Note that there are no bank machines as in Xilinx's MIG, and only one bank may be active at a time.

Refresh requests, raised by a free running refresh timer, take precedence over user commands. User commands are run in the order that they are pushed into the command FIFO. There is no intelligent look-ahead or command re-shuffling to improve access times or data throughput.

To make use of the high burst data rate of DDR SDRAM, the core supports sequential access of one operation in the same bank and row. To this end, the read or write state is exited once either (a) the refresh timer requests an SDRAM refresh, (b) the user command is different than the previous one (e.g. previous user request was a read, current request is a write, or vice-versa), (c) the user specified bank or row are different than that of the previous read or write command, or (d) the command FIFO becomes empty.

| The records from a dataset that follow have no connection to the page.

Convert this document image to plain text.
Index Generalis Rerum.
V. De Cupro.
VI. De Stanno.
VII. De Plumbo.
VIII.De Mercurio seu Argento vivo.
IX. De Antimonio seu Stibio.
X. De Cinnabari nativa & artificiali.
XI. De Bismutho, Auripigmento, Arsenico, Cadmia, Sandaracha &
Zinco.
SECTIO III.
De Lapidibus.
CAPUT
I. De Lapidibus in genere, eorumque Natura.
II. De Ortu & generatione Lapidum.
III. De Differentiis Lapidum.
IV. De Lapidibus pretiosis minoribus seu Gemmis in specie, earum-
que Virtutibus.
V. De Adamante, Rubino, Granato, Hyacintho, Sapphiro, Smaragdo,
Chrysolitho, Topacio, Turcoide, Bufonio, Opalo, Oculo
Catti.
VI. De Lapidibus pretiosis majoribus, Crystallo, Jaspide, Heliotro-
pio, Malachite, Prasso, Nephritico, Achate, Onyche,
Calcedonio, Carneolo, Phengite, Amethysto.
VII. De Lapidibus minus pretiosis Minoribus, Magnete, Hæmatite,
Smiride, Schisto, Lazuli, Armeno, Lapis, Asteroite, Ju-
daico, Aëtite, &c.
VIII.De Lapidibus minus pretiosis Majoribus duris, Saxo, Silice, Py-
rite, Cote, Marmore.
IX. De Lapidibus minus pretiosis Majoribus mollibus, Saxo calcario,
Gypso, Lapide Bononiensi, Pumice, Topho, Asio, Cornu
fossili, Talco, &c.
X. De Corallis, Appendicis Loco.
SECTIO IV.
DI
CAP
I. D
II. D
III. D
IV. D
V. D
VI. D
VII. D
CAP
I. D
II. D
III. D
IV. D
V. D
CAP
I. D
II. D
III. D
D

The 2:1 ratio between the DRAM and the core clock frequencies is owed to the supported data widths of the SERDES primitives in "MEMORY" mode.8 Because of this, the core effectively employs a 2T command rate such that the controller's valid commands are interleaved with the "DESELECT" command.

The controller and PHY are not generic and not replaceable, as the DFI protocol is not employed.

FPGA area used

One of the aims of the project was to try and build a smaller alternative to Xilinx's supplied MIG IP. The same project using the Xilinx MIG DDR3 controller utilizes nearly 14% of the FPGA LUTs, versus just over 3% with this core.

Graphical representation of Post-Implementation FPGA utilization

For designs that prioritize low FPGA utilization, this core (once/if properly constrained) could be a possible solution. Testing has showed favorable results up to the limits of my Spartan 7 device at 464 MHz (928 MT/s).

The issue of Xilinx's undocumented primitives

Xilinx refuses to document or allow third parties to access the PHASER_IN and PHASER_OUT primitives beyond admitting that they exist and are used by the MIG IP in documentation. UG953, for example, includes six (!) consecutive pages, explaining that phaser elements' "only intended use is by the Memory Interface Generator (MIG), and [they are] not intended to be instantiated, used, or modified outside of Xilinx-generated IP."

This core works around the issue of the PHASER_IN primitive by instead instantiating the IDELAYE2 primitives to calibrate the read data strobe to the valid read data window, as demonstrated in the optional rdcal module. This method has worked well in testing.

The lack of access to the PHASER_OUT primitive is more apparent: DDR3 memory requires that the write data strobe is properly synced to the output clock. For this purpose, JEDEC has defined a new feature in DDR3 (as compared to DDR2), called write leveling. Yet, the lack of access to primitives that could delay the output signals9 makes write leveling impossible outside of Xilinx's own MIG. This fact limits the interface to single-chip DDR3 applications.10

Timing constraints

The lack of proper timing constraints means that the Vivado timing analysis tools cannot help in meeting the SDRAM's timing. Thus, a bitstream may not work across PVT (process, voltage, and temperature), though it may appear to work during testing.11

Routing all external signals (command, address, data bus) through OSERDES means that the IOLOGIC primitives are responsible for meeting timing. Relying on this solution has worked well in testing up to 464 MHz.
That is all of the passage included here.